Eigentlich hatte ich mich schon fast für den Camí de Cavalls (GR 223) auf Menorca entschieden aber da gibt es doch tatsächlich erst ab Ostern Direktflüge.
Der Oman war mir etwas zu weit weg und dazu die - wie sich leider bewahrheitet hat - unsichere Lage in der Region.
Den Lykischen Weg würde ich tendenziell lieber ganz oder gar nicht wandern und die gut vier Wochen müssen sich natürlich auch ausgehen.
Nach einigem hin und her überlegen hat am Ende das Video von Stefan Berger (https://www.youtube.com/watch?v=ws8EogAYEcs) den Ausschlag für Fuerteventura gegeben.
Da die Rückflüge Richtung Ostern bereits deutlich teurer wurden und es von Lanzarote aus noch spott billig zurück ging gibt es noch zwei Tage Lanzarote oben drauf.
Morgens um halb sechs ging es mit dem Bus zur S-Bahn und mit dieser zum Terminal. Aufgabegepäck muss man inzwischen nicht nur selbst labeln sondern auch "aufgeben". Ich würde mit meinem im schwarzen Müllsack verpackten Rucksack aber direkt instruiert, dass ich an den Schalter müsse. Nun gut am Schalter dann auch falsch. Sie hatte das Gepäck dann zwar registriert aber was ich denn damit tun sollen musste ich nochmal nachhaken. So ging es weiter zum Sondergepäck wo sich mein kleiner Rucksack zu Golfausrüstung und Surfboards gesellte.
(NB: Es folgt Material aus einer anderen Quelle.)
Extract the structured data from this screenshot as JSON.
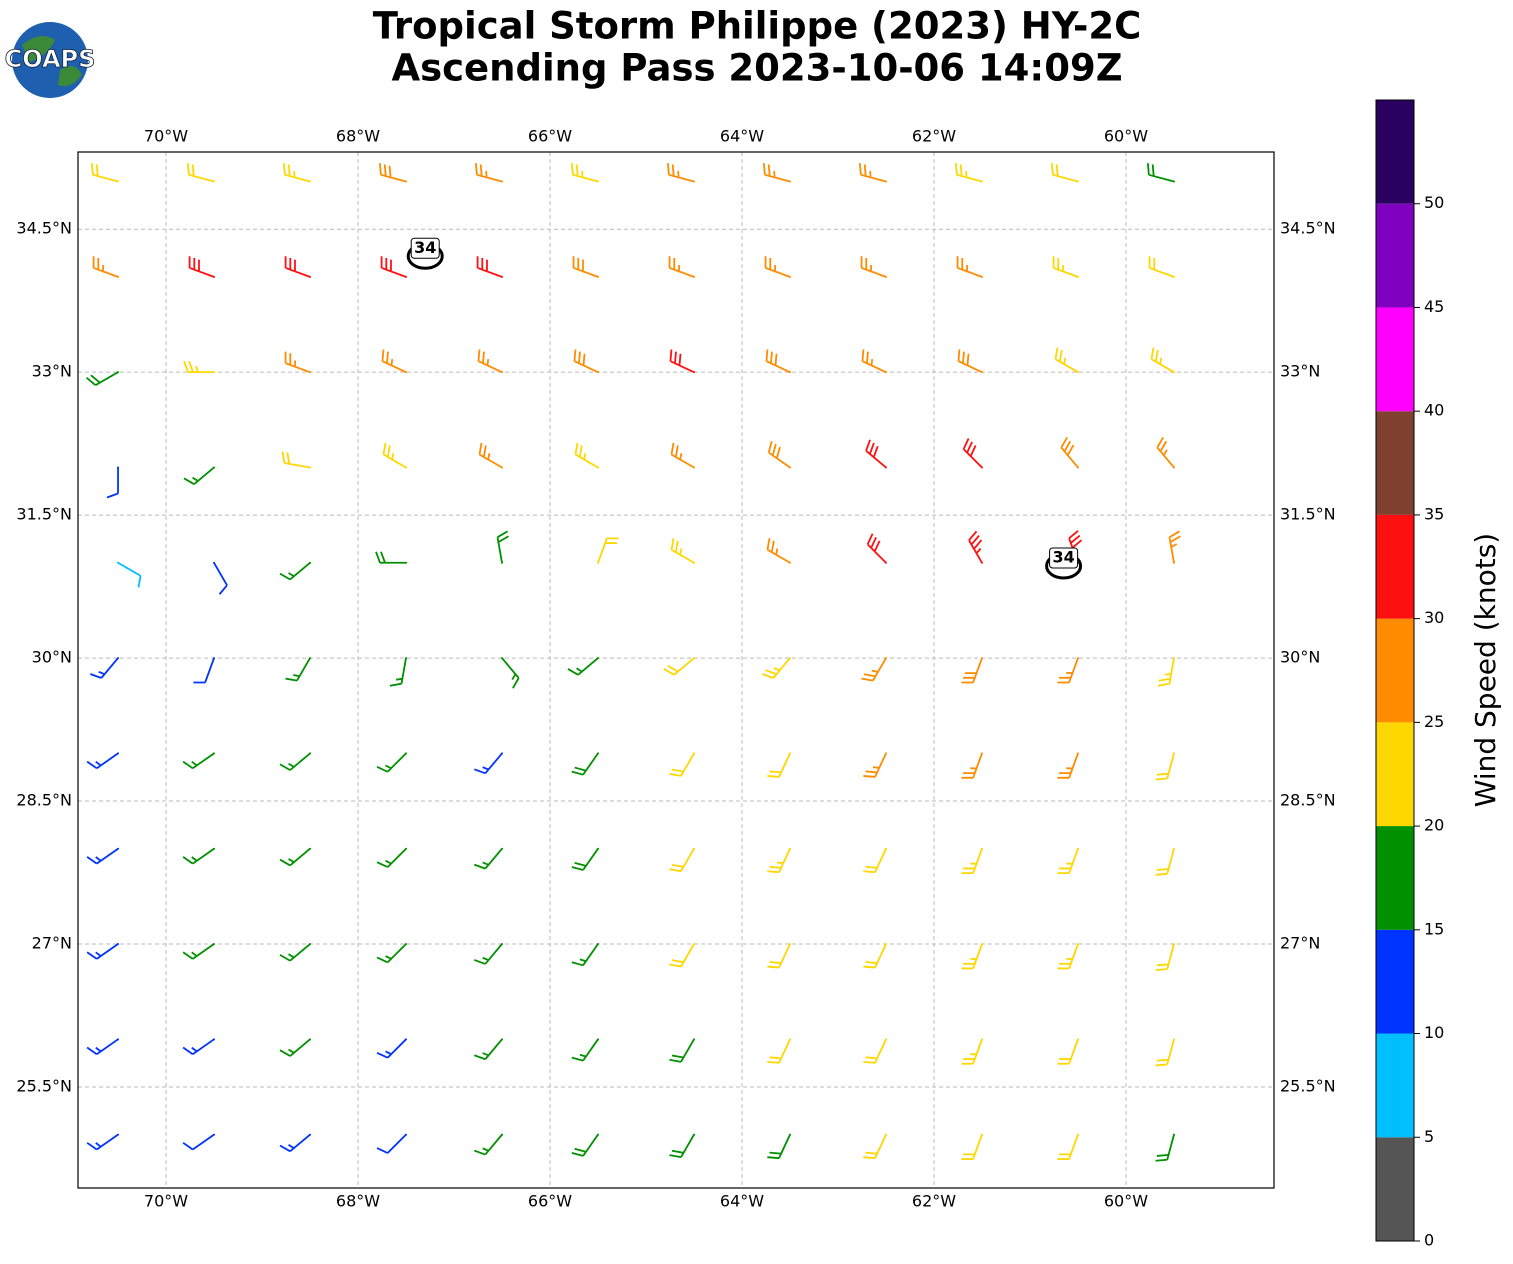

Nun hieß es wieder warten.
Der Sitz 6A ist durch die Nähe zur Turbine echt laut und nicht zu empfehlen.. Dazu erwischte ich eine offenkundig extreme Raucherin als Sitznachbarin.
Den Flug schafften sie in gut vier Stunden und der verpackte Rucksack plumpste wieder wie gewohnt mit den Koffern auf die Gepäckausgabe. Somit wurde mir reichlich Puffer für den Bus bescherte, der ansonsten Sonntags erst wieder drei(!) Stunden später fährt. Nach endlosem warten ging es dann nochmal gute 100 Minuten weiter..Da war ich echt schon ziemlich fertig und heil froh, dass es hier nicht so eine wilde Achterbahnfahrt ist.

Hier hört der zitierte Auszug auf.